Lean-hog futures gained as much as 56 percent this year to a record $1.33 a pound in March on the Chicago Mercantile Exchange. On Tuesday, the most-active contract dropped 1.9 percent to $1.07 a pound in morning trading. That's a 19 percent increase for the year, the third-largest advance in the 22-member Bloomberg Commodity Index.

Higher prices are having a bigger effect on profit margins for restaurants including St. Louis-based Panera Bread Co. than on consumer demand.

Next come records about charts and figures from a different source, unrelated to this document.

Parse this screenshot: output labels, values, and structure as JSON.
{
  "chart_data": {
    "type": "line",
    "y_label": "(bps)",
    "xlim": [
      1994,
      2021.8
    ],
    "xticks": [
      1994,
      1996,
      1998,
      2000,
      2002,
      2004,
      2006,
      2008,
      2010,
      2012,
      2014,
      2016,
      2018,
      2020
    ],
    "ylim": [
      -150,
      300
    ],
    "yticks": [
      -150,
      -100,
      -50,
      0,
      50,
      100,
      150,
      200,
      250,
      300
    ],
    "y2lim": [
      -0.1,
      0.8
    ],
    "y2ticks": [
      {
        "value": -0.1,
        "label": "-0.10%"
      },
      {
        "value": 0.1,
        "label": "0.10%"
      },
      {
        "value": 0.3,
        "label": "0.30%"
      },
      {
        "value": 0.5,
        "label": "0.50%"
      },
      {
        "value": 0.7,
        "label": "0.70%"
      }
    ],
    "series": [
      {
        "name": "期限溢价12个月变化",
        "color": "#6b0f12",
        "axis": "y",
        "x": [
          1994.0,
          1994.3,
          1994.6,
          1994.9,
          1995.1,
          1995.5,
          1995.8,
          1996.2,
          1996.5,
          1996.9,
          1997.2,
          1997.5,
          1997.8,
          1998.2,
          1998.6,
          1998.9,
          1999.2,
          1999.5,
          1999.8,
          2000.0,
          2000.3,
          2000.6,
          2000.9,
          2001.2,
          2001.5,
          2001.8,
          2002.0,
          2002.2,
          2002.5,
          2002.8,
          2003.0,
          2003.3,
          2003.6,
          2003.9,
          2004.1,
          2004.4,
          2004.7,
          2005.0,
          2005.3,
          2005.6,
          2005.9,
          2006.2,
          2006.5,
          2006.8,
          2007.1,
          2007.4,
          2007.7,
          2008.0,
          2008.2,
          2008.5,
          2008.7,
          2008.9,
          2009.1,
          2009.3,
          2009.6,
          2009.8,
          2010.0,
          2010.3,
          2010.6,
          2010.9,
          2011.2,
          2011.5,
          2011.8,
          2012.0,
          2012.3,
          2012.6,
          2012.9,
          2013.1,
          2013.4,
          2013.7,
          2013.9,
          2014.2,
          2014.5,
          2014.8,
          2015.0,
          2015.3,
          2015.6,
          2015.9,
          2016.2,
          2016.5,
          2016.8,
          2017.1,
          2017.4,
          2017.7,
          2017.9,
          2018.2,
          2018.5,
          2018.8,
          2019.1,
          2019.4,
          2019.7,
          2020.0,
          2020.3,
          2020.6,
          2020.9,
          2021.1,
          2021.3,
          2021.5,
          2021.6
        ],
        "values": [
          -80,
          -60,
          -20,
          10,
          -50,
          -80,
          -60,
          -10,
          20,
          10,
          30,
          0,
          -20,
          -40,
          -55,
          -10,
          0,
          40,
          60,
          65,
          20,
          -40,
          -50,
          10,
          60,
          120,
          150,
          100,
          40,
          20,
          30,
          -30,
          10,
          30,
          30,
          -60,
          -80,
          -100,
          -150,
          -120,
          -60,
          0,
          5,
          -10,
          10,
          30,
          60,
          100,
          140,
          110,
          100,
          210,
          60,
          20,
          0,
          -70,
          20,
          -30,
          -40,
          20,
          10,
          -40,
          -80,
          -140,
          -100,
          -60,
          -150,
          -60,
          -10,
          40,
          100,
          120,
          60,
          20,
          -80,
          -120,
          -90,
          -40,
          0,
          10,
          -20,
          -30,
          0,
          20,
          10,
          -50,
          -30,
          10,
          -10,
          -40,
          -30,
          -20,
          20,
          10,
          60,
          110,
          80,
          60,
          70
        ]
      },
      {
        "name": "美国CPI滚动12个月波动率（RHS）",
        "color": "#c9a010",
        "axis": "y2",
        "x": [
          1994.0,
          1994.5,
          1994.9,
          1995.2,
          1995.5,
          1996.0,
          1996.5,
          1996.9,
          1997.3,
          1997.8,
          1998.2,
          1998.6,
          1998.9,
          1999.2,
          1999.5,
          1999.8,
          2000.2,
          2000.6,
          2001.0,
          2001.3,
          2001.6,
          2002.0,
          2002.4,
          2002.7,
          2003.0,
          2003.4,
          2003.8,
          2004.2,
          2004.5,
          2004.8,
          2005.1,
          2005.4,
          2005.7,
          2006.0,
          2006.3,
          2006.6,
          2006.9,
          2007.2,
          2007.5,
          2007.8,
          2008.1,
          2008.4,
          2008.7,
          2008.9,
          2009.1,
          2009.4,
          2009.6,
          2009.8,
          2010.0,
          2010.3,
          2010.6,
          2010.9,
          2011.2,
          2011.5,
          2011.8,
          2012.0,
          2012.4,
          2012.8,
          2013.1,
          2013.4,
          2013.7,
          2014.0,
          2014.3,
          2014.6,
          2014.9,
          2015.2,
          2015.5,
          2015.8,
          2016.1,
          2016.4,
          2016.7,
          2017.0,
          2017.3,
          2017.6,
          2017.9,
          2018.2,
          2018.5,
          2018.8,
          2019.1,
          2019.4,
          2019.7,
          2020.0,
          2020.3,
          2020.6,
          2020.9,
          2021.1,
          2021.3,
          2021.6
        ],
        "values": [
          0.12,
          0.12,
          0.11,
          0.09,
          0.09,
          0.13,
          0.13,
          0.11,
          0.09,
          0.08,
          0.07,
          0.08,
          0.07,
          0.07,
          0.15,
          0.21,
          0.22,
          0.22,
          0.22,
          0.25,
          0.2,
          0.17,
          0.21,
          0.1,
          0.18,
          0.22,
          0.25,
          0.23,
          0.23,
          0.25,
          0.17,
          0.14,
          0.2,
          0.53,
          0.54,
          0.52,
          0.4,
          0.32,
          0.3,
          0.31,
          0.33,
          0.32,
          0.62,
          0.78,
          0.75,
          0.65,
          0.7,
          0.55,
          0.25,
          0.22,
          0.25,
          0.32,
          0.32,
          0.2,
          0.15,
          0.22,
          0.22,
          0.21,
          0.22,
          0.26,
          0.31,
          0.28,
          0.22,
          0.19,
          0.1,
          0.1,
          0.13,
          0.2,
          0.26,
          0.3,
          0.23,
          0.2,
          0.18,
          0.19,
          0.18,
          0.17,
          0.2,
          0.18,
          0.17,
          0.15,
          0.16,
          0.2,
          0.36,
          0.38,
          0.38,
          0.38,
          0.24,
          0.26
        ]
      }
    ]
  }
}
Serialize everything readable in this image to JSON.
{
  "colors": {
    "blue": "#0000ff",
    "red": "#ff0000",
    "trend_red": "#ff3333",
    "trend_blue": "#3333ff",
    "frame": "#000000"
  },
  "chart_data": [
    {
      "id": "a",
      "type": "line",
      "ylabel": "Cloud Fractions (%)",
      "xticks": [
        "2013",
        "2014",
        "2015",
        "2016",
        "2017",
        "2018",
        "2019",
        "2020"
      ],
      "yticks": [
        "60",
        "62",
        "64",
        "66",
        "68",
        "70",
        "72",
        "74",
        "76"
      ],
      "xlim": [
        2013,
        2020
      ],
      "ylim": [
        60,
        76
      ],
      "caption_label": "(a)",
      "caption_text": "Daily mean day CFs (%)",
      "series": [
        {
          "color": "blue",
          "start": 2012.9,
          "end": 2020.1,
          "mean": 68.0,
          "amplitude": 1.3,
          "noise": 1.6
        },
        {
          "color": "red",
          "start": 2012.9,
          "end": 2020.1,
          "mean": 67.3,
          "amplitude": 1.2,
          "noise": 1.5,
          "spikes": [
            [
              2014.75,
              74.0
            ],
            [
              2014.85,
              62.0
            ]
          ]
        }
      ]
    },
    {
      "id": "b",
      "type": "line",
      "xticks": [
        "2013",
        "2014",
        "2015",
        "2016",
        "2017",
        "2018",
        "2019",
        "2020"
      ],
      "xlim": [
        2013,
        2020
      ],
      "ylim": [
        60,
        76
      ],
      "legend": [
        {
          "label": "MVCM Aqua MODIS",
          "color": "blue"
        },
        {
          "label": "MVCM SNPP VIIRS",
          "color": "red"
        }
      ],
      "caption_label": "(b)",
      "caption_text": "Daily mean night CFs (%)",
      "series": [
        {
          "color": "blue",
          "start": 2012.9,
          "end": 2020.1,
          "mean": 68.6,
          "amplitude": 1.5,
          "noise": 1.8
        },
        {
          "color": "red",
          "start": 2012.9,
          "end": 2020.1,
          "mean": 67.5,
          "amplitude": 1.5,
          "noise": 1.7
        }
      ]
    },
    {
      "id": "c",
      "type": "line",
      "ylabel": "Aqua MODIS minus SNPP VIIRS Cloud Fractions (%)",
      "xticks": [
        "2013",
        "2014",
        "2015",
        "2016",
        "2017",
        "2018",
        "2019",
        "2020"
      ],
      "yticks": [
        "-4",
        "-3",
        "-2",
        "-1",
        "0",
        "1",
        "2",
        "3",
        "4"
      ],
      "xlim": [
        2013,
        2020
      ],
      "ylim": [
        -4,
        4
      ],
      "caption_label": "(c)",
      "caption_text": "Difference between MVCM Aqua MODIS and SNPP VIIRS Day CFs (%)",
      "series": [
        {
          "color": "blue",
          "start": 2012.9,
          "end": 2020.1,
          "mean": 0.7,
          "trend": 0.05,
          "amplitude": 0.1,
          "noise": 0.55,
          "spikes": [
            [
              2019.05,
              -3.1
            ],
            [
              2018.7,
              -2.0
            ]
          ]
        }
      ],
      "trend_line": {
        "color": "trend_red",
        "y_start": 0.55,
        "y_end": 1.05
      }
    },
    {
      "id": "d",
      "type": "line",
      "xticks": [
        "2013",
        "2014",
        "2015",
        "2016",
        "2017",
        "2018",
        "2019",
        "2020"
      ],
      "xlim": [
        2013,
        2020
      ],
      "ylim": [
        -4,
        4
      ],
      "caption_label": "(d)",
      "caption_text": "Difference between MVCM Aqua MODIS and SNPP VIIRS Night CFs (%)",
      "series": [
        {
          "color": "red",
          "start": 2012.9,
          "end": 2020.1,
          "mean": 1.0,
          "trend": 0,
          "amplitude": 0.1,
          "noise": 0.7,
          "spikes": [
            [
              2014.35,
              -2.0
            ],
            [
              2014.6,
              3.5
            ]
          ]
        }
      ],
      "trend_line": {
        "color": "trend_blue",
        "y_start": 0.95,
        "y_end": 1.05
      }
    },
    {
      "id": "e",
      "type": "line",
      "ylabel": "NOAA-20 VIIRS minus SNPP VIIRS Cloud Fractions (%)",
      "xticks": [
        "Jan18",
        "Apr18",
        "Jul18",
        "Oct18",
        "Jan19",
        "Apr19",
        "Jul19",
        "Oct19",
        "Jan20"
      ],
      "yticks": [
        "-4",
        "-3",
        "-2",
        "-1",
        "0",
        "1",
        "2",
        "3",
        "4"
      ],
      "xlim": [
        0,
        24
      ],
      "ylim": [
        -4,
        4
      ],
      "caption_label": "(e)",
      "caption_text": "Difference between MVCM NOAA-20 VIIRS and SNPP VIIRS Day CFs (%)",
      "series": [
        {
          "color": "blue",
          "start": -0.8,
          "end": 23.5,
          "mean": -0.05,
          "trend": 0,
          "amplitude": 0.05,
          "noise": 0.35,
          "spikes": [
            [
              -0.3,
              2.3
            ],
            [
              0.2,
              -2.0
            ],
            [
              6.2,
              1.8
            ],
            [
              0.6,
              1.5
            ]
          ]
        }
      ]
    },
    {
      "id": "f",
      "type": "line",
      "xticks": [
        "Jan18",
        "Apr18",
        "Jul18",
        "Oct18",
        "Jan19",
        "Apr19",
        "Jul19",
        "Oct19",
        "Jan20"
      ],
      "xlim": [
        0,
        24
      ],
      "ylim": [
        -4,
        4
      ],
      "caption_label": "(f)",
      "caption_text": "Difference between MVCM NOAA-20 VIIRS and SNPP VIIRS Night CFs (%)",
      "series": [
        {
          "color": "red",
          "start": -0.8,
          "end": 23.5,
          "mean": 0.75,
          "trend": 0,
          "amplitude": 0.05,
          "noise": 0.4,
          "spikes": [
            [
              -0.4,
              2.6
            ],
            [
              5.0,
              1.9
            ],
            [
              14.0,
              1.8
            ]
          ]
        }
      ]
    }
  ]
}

Bacon prices rose as much as 23 percent in the second quarter at Panera Bread as supplies decreased, adding to "unexpected food cost inflation," Chief Financial Officer Roger Matthews said on a July 30 earnings call.

Paddy Long's, a bacon and beer bar in Chicago, uses about 700 pounds of the meat each week in items including "The Bomb," a $12.95 sandwich filled with spicy sausage, pork and beef wrapped in brown-sugar bacon and slow cooked on a pig roaster. Menu prices haven't gone up yet, although co-owner Pat Berger said he is considering it.

"We would never mess with the formula that's working at Paddy Long's," Berger said last month. "Bacon is what brings everybody in the door."

That's because bacon has the ideal combination of salt and fat, said Jennifer McLagan, the Toronto-based author of Fat: An Appreciation of a Misunderstood Ingredient, with Recipes. This year, 68.1 percent of all restaurants list bacon in at least one menu item, up from 62.4 percent in 2005, according to Datassential, a Chicago-based company that tracks U.S. trends.

Pork production this year will drop 1.8 percent to 22.8 billion pounds, the USDA said July 11.

Output is likely to rebound as lower feed costs give producers an incentive to expand herds, Michael Swanson, senior agricultural economist at Wells Fargo & Co. in Minneapolis, said by phone July 22. Producers have raised hogs to heavier weights, helping to offset lower slaughter rates. Futures dropped 22 percent in July, and spot pork-belly prices are down 34 percent from their April highs.

Warehouses have stockpiled bacon, with frozen inventories in June reaching 84 million pounds, almost double the amount from a year earlier, USDA data show. The amount in freezers is still close to the 88 million pounds held in February, which was the largest amount since 2008.